Similarly, a survey of 534 cloud developers and software professionals conducted by the Eclipse Foundation finds organizations continue to use both public clouds (53%) and on-premises IT environments (40%) to build and deploy applications.
It’s apparent that on-premises IT environments are not going away any time soon. If anything, IT organizations will soon find themselves managing workloads that will be federated from the network edge to the cloud and everywhere in between. The challenge isn’t going to be so much determining what workload to run where most cost effectively but rather centralizing the management of those workloads in a way that doesn’t require an army of IT professionals to run.
Most of the platforms that IT organizations have today have their own control plane that needs to be administered by an IT team that has mastered all its nuances. Centralizing the management of control planes creates an opportunity to automate more tasks in a way that enables an existing IT team to manage distributed workloads at scale. In effect, IT leaders are reducing the amount of IT labor that previously would have been required to manage that many workloads. That’s critical because IT staff salaries still represent the single biggest cost of IT.

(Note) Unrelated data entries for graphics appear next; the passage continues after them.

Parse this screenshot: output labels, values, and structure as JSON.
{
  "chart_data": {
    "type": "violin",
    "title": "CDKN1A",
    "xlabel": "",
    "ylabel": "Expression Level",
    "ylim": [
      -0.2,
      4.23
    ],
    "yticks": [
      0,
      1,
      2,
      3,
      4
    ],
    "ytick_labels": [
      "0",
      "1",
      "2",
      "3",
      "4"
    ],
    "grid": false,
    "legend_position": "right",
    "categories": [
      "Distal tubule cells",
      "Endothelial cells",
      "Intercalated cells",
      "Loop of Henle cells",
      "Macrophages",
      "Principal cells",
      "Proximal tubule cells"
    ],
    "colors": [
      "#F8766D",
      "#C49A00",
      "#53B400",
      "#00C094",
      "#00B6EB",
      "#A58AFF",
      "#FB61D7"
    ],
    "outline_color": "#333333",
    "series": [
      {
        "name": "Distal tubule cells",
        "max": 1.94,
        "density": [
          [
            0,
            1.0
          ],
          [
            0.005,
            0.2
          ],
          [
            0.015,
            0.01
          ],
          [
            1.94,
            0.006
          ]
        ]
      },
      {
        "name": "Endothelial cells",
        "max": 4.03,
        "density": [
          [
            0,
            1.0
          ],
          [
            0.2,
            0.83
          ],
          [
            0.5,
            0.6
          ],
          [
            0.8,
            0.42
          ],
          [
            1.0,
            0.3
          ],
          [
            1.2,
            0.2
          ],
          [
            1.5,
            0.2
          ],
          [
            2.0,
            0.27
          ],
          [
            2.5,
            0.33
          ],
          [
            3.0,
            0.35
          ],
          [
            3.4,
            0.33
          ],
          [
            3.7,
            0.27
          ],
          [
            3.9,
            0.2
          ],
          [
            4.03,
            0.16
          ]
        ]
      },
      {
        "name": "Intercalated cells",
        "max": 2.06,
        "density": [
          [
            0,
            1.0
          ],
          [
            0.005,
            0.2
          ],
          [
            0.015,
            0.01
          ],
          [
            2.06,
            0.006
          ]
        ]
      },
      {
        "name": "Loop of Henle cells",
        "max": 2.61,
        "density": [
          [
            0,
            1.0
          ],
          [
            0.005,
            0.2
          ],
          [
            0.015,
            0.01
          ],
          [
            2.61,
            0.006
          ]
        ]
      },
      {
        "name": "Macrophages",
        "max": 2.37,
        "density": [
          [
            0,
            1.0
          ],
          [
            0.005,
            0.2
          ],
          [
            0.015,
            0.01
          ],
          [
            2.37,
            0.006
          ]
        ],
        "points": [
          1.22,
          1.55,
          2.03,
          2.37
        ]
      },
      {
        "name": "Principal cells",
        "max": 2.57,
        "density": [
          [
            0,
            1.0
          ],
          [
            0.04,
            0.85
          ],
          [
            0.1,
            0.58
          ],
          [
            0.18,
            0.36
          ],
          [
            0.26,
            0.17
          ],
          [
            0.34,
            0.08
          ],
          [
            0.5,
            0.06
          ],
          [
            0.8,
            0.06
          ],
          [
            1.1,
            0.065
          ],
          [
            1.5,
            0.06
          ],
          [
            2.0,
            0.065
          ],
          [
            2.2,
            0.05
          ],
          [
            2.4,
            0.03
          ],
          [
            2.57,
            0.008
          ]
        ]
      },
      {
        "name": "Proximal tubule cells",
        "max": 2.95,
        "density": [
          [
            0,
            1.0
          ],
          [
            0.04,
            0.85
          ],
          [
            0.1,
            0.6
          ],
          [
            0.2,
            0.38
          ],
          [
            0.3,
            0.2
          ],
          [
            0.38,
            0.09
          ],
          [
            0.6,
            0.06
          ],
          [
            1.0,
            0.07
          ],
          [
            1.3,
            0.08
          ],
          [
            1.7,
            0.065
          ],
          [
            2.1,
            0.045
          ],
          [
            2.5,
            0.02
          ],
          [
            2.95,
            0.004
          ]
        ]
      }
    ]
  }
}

Advances in automation and artificial intelligence (AI) may soon fundamentally change the IT labor equation but in the meantime IT leaders are being pressured more than ever to run IT environments as cost effectively as possible. A lot of decisions concerning where to run various classes of workloads as a result need to be revisited. The challenge will be finding the courage to make decisions that might fly in the face of what was once the prevailing wisdom upon which all previous IT decisions were once made.